FRANCK Piano works (Michael Korstick)

Record and Artist Details

Composer or Director: César Franck

Genre:

Vocal

Label: CPO

Media Format: CD or Download

Media Runtime: 70

Mastering:

DDD

Catalogue Number: CPO555 242-2

CPO555 242-2 FRANCK Piano works (Michael Korstick)

Tracks:

Composition Artist Credit
Prélude, choral et fugue César Franck, Composer
César Franck, Composer
Michael Korstick, Piano
Sonata for Violin and Piano César Franck, Composer
César Franck, Composer
Prélude, aria et final César Franck, Composer
César Franck, Composer
Michael Korstick, Piano
On the surface, Michael Korstick’s interpretation of Franck’s Prélude, choral et fugue is a model of control and forethought, with the piano-writing’s frequently thick textures resonating with fullness and clarity. In the Prelude Korstick sometimes undermines the change of character when new themes appear. For example, the chordal theme that more decidedly manifests itself in the Fugue (41 seconds into track 1) seems a tad held back in regard to Franck’s a capriccio directive, which Massimo Giuseppe Bianchi (Decca) strikingly animates. On the other hand, Korstick voices the movement’s imitative sequences to three-dimensional effect. If the Chorale’s majestic rolled chords don’t match Sviatoslav Richter’s transluscent shimmer, Korstick grabs your attention through his keen attention to inner voices and his shaping of the bass lines. Wide dynamic contrasts and discreet tenutos give both contour and continuity to the Fugue, even if Korstick’s tone becomes monochrome in the music’s loudest moments (something I often notice in his recordings).
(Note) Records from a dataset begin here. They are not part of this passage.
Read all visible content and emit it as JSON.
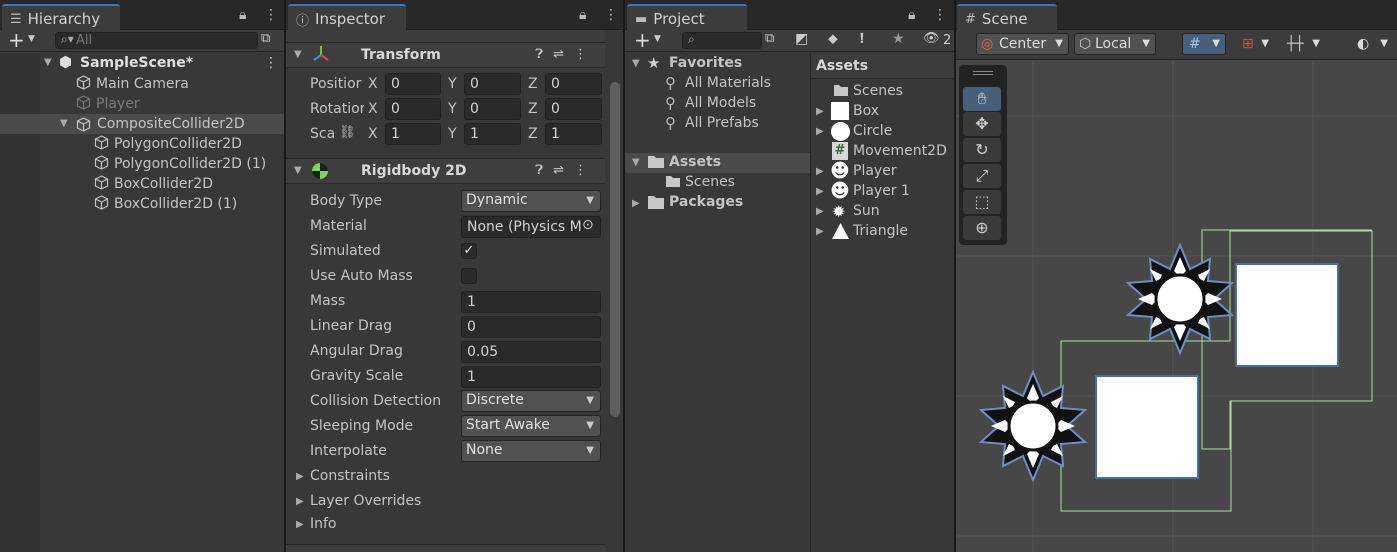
{
  "hierarchy": {
    "tab": "Hierarchy",
    "search_placeholder": "All",
    "scene": "SampleScene*",
    "items": [
      "Main Camera",
      "Player",
      "CompositeCollider2D",
      "PolygonCollider2D",
      "PolygonCollider2D (1)",
      "BoxCollider2D",
      "BoxCollider2D (1)"
    ]
  },
  "inspector": {
    "tab": "Inspector",
    "transform": {
      "title": "Transform",
      "position_label": "Positior",
      "rotation_label": "Rotatior",
      "scale_label": "Sca",
      "x": "X",
      "y": "Y",
      "z": "Z",
      "position": [
        "0",
        "0",
        "0"
      ],
      "rotation": [
        "0",
        "0",
        "0"
      ],
      "scale": [
        "1",
        "1",
        "1"
      ]
    },
    "rigidbody": {
      "title": "Rigidbody 2D",
      "body_type_label": "Body Type",
      "body_type": "Dynamic",
      "material_label": "Material",
      "material": "None (Physics M",
      "simulated_label": "Simulated",
      "simulated_mark": "✓",
      "auto_mass_label": "Use Auto Mass",
      "mass_label": "Mass",
      "mass": "1",
      "linear_drag_label": "Linear Drag",
      "linear_drag": "0",
      "angular_drag_label": "Angular Drag",
      "angular_drag": "0.05",
      "gravity_label": "Gravity Scale",
      "gravity": "1",
      "collision_label": "Collision Detection",
      "collision": "Discrete",
      "sleeping_label": "Sleeping Mode",
      "sleeping": "Start Awake",
      "interpolate_label": "Interpolate",
      "interpolate": "None",
      "constraints": "Constraints",
      "layer_overrides": "Layer Overrides",
      "info": "Info"
    }
  },
  "project": {
    "tab": "Project",
    "hidden_count": "2",
    "favorites": "Favorites",
    "fav_items": [
      "All Materials",
      "All Models",
      "All Prefabs"
    ],
    "assets": "Assets",
    "assets_scenes": "Scenes",
    "packages": "Packages",
    "list_header": "Assets",
    "list": [
      "Scenes",
      "Box",
      "Circle",
      "Movement2D",
      "Player",
      "Player 1",
      "Sun",
      "Triangle"
    ]
  },
  "scene": {
    "tab": "Scene",
    "pivot": "Center",
    "space": "Local"
  },
  "colors": {
    "accent": "#3a79bb",
    "selected": "#2c5d87",
    "panel": "#383838"
  }
}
Korstick’s opening movement of the Prélude, aria et final is one of the finest on record, with its fluid and flexible maestoso pace and delightfully ‘old school’ balancing of chords. The pianist’s use of colour and rubato highlights the tension and release of the music’s restless harmonic wanderlust, as well as circumventing its potential for bombast. However, Korstick’s virtuoso command of the third movement’s interlocking passages and stamina-challenging octaves doesn’t quite match Stephen Hough’s supple scintillation (Hyperion, 4/97).

Alfred Cortot’s solo-piano recasting of Franck’s Violin Sonata largely leaves the original scoring intact, save for several unavoidable register changes. As a consequence, the pianist must do the work of two people, particularly in the second movement, where the swirling piano part can potentially engulf the violin melody. Korstick plows through the music like a horse wearing blinders, in contrast to the cleaner textural differentiation of He Yue (Grand Piano) and Yukie Nagai (BIS). The latter pianists prove suaver and more straightforward in the finale, although Korstick’s expressive touches and pronounced separation of lines minimise the keyboard layout’s occasional piles of clutter. For the most part, the strong and sometimes overheated personalities of Franck the composer and Korstick the pianist suit each other well.